In a second model, the fuel container pressure is measured in place of the ambient temperature. In addition to this, the second model is identical to the first model.

In a third model, the fuel temperature is used instead of the ambient temperature to determine the dosing time. In addition to this, the third model is identical to the first model.
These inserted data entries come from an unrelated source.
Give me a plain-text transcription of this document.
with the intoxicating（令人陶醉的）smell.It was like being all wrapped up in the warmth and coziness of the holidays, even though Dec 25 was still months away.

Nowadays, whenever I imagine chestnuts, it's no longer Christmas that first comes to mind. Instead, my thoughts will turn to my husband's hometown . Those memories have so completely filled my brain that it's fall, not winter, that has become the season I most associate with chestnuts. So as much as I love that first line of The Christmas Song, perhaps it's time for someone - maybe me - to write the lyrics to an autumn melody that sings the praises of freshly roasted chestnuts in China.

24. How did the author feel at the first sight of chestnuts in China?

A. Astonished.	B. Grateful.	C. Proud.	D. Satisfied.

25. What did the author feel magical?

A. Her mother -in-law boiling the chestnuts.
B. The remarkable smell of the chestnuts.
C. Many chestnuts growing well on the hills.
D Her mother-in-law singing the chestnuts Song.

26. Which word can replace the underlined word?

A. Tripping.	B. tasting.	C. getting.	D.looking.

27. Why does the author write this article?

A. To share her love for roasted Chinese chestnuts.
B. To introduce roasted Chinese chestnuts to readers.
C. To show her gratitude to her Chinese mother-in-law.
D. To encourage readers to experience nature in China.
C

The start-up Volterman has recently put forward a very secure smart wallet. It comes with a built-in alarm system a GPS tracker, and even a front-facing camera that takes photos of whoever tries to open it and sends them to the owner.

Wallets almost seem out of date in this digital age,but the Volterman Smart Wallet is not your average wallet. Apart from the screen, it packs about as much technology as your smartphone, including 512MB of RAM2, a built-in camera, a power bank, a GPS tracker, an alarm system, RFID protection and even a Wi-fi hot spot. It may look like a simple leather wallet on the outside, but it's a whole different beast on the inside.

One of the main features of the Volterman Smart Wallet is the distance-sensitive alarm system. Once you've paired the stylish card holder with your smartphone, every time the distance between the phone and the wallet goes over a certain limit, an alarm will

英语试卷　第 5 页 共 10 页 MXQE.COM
In a fourth model, the quantitative supply time is not corrected using the fuel container fullness state. The quantitative supply time is determined using the fuel container pressure and the fuel temperature. In addition to this, the fourth model is identical to the first model.

(1)‧‧‧Applying appliances

(2) ‧‧‧shell

(4)‧‧‧Hands

(5) ‧‧‧Applying end

(6) ‧ ‧ 匣 匣

(8) ‧‧‧fuel containers

(10) ‧ ‧ Quantitative supply devices

(11)‧‧‧Connecting lines

(12)‧‧‧fuel room (combustion space)

(14)‧‧‧Ignition device

(16)‧‧‧ Trigger

(18) ‧‧‧Pistons

(19)‧‧‧Ignition wires

(20)‧‧‧Control device (control unit)

(21)‧‧‧ (detection of ambient temperature) sensor device

(22)‧‧‧ (detection of ambient pressure) sensor device

(24)‧‧‧Sensor device

(25)‧‧‧Sensor device

(26)‧‧‧Sensor device

(28)‧‧‧RFID tags

Claims (10)

A method for controlling an injection process in an application device for fuel operation, the application device (1) comprising a fuel container (8) having a fuel container temperature and wherein is a fuel container pressure The fuel is sent from the fuel container (8) to a combustion chamber (12) via a time-controlled quantitative supply device (10), in which a fuel chamber temperature is characterized in that: A characteristic field is determined or corrected using parameters other than ambient temperature or using the parameter and the ambient temperature. The method of claim 1, wherein the quantitative supply time is corrected using the fuel container temperature. The method of claim 1, wherein the fuel container pressure is used to determine or correct the quantitative supply time. The method of claim 1, wherein the fuel temperature is used to determine or correct the quantitative supply time. The method of claim 1, wherein the fuel container pressure and the fuel temperature are used to determine or correct the quantitative supply time. A method according to any one of the preceding claims, wherein the fuel container is additionally used to find or correct the quantitative supply time. A method according to any one of the preceding claims, wherein the fuel type is additionally used to determine or correct the quantitative supply time. A method according to any one of the preceding claims, wherein the determined set supply time is corrected for the effect of ambient pressure. A method according to any one of the preceding claims, wherein the determined quantitative supply time is corrected for the state of fullness of the fuel container. A system for injecting a process in an applicator for controlling the operation of a liquid fuel, for use in a method of practicing the scope of any of the preceding claims.